O destino fez o caminho destes dois homens, tão diferentes, cruzar a linha da vida, o que poderia ter mudado a História, esta senhora que no futuro parece tão segura de si e inevitável, e que é a mesma dama em que no passado qualquer acaso poderia ter mudado seu semblante. Se tentarmos brincar com as conjecturas do passado, podemos ver na dona História uma cara que não reconheceríamos. Isto é só para entendermos que os acontecimentos que acreditamos no presente podem não ter qualquer traço no semblante da dona História no futuro, o que de certa forma é desesperador para nossa fluida existência...
Pois bem, o que tem então de encontro entre estes dois homens de destinos tão diferentes? João Luís, filho da elite do coronelismo piauiense, veio estudar no Rio de Janeiro no início do século XX na Escola Politécnica, preparatório para o curso superior de Engenharia. Lima Barreto, mulato suburbano carioca – que teve como padrinho de adolescência o Visconde do Ouro Preto – foi impulsionado à escolaridade de elite. Mas antes de terminar os estudos preparatórios teve que sair do sonho das elites para mergulhar na dura realidade da pobreza. Com a loucura do pai, Lima larga os estudos por um emprego humilde, para ajudar no sustento da família. E numa realidade que o distanciava dos sonhos foi tragado pela loucura, mergulhando no alcoolismo para poder continuar a sonhar. E se retira da vida aos 41 anos. Sua intensa e obstinada produção literária, não percebida em vida, faz a dona História reconhecer os traços limabarretianos na história da Cultura brasileira. O governador do Piauí, vitorioso em vida, é esquecido por dona História, que só se lembra dele por uma ponte e uma praça em Teresina...
Por certo, estes dois homens tão diferentes tiveram um encontro de profunda amizade em vida. É para João Luís que Lima Barreto dedica O Triste fim de Policarpo Quaresma, romance que faz certo sucesso quando da publicação em 1915. Se formos ao Policarpo podemos ver a dedicatória ao amigo, um jovem rico do Piauí, mas um ilustre desconhecido no Rio e que só complicaria a passagem do romance do Lima junto à elite literária carioca. Mas no episódio podemos ver o desprezo do Lima para concessões aos poderosos e a valorização da amizade em uma obra que poderia representar seu passaporte na literatura. 
Lima Barreto. 1914. Primeira internação.

Saindo da Escola Politécnica para as ruas, Lima Barreto mergulha na pobreza, na decadência, na loucura, sendo internado como indigente no Hospício da Praia Vermelha. Enquanto descia na escala social, João Luís subia. Concluiu os estudos preparatórios, o curso superior, retornou ao estado nordestino e em 1920 era o governador do Piauí.

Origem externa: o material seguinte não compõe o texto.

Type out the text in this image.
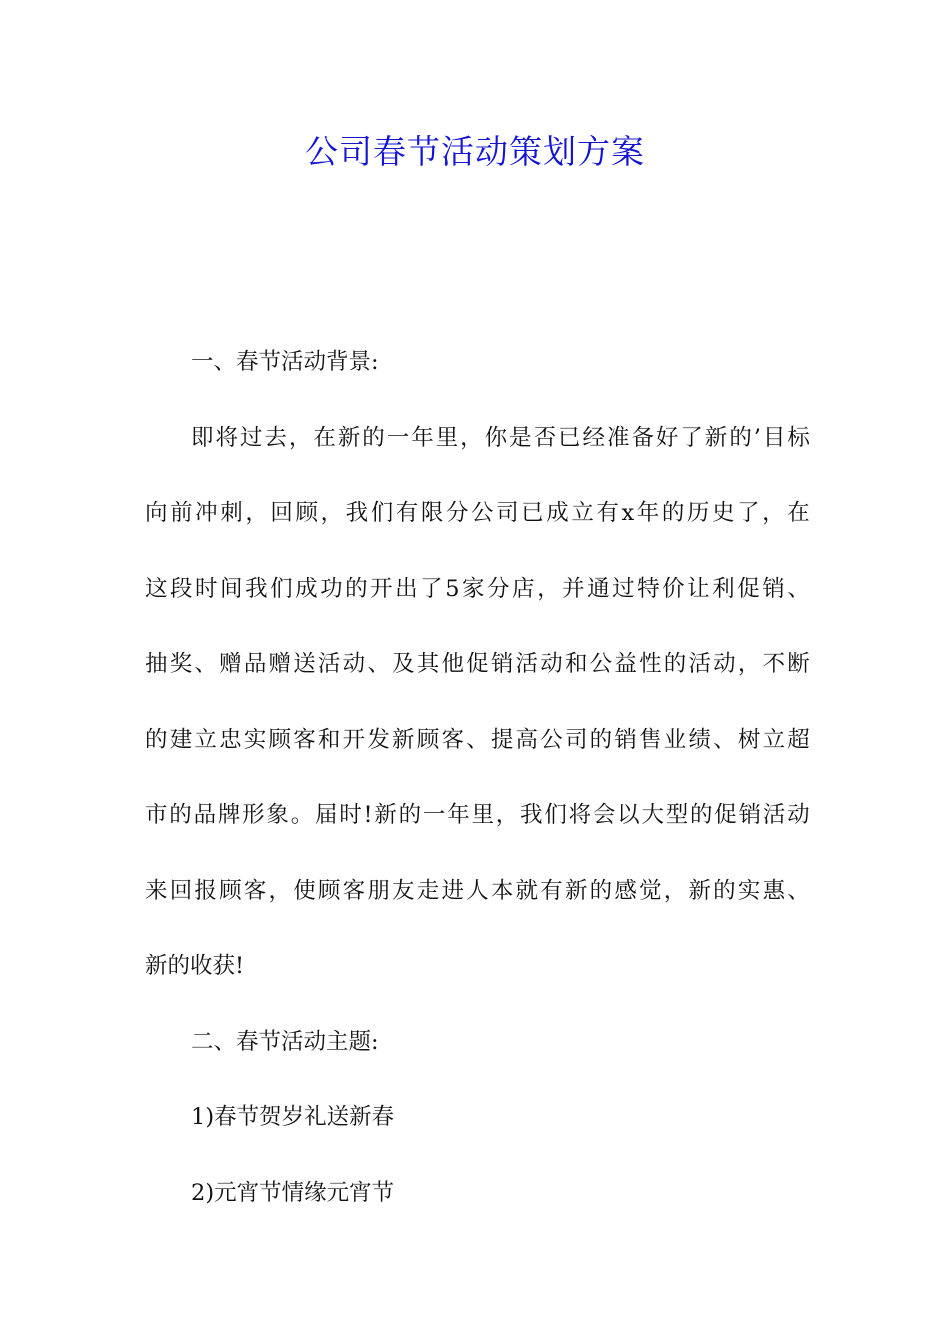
公司春节活动策划方案
一、春节活动背景:
即 将 过 去 ， 在 新 的 一 年 里 ， 你 是 否 已 经 准 备 好 了 新 的 ’ 目 标
向 前 冲 刺 ， 回 顾 ， 我 们 有 限 分 公 司 已 成 立 有 x 年 的 历 史 了 ， 在
这 段 时 间 我 们 成 功 的 开 出 了 5 家 分 店 ， 并 通 过 特 价 让 利 促 销 、
抽 奖 、 赠 品 赠 送 活 动 、 及 其 他 促 销 活 动 和 公 益 性 的 活 动 ， 不 断
的 建 立 忠 实 顾 客 和 开 发 新 顾 客 、 提 高 公 司 的 销 售 业 绩 、 树 立 超
市 的 品 牌 形 象 。 届 时 ! 新 的 一 年 里 ， 我 们 将 会 以 大 型 的 促 销 活 动
来 回 报 顾 客 ， 使 顾 客 朋 友 走 进 人 本 就 有 新 的 感 觉 ， 新 的 实 惠 、
新的收获!
二、春节活动主题:
1)春节贺岁礼送新春
2)元宵节情缘元宵节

Lima Barreto. 1919. última Internação.

E não esquecendo daquele amigo de juventude, que lhe dedicara um romance, escreve a Lima Barreto, oferecendo um emprego de diretor da Imprensa Oficial do Estado do Piauí. Lima Barreto, recusando o emprego, fez o Piauí perder muito no cenário literário. Ou talvez não, pois dona História podia ter resolvido não carregá-lo para o futuro, se tivesse ido para o Nordeste e não fosse imolado no Rio. A dona História gosta por demais de reconhecer a tragédia como mérito no futuro...
O certo é que Afonso Henriques nem respondeu a proposta e se deixou tragar pela escuridão da tragédia. Talvez num gesto orgulhoso por achar ser um ato de caridade do piauiense, que o procurou quando estava na miséria. Mas também porque não podia se afastar da sua cidade, do seu subúrbio, do seu mundo, mesmo que sucumbindo as agruras do cotidiano já próximo ao fim. Talvez ele tenha sorrido e pensado antes de morrer em Todos os Santos: “- Já fiz o que podia ter feito. O resto é com a dona História...”

6 comentários:

Rubens Antonio disse...

Por favor. Qual fonte desta imagem de João Luís Ferreira ?

Kenard Kruel disse...

Foto conseguida por dona genu moraes, então chefe do cerimonial do governo do estado do piauí, com a família de joão luís ferreira. encontra-se exposta na galeria dos governadores do Piauí, no Palácio de Karnak, sede do governo estadual.

Rubens Antonio disse...

muitíssimo grato, prezado... Isto é uma soma de raridades. Primeiramente, seu interesse em conseguir a imagem. Segundo, publicá-la. Terceiro lugar, atender solicitação de fornecimento de referências. Tenho pesquisado h´tanto tempo e as pessoas simplesmente desfazem-se de imagens e demais documentos. Responder um simples email, de cada 1000 enviados, um responde. Muito grato mesmo pela atenção. A Memória agradece. Se possível, poste um email seu, para contato, em caso de publicação do livro, o qual, por certo, receberá.

Rubens Antonio disse...

Aproveitando, estou à cata de uma imagem de Jacob Manoel Gayoso e Almendra, a mais jovem existente> Já mandei email para o máximo que consegui de instituições piauienses... Recebi só o silêncio, como resposta. Se o prezado tiver alguma ou souber como eu conseguir, por favor, meu mail: rubensantonio@gmail.com
.
Para conhecer algo do meu trabalho:
.
https://www.facebook.com/rubensantoniodasilvafilho/media_set?set=a.1136408749732751.1073741853.100000909118104&type=3
.
https://www.facebook.com/rubensantoniodasilvafilho/media_set?set=a.1285239898182968.1073741857.100000909118104&type=3
.
https://www.facebook.com/rubensantoniodasilvafilho/media_set?set=a.944860428887585.1073741844.100000909118104&type=3
.
https://www.facebook.com/rubensantoniodasilvafilho/media_set?set=a.483485158358450.109345.100000909118104&type=3
.
Grato

Kenard Kruel disse...

caríssimo amigo, por seu e-mail enviei algumas fotos do ex-governador jacob manoel gayoso e almendra. vou me interessar em conseguir mais, com menos idade, conforme solicitação sua. tenho cerca de umas dez mil fotos de pessoas e prédios antigos. disponibilizo sempre que me pedem, com os devidos créditos. quando não há crédito, vejo pelo menos a origem das fotos. estou à sua disposição. grato pelas palavras. kenard kruel.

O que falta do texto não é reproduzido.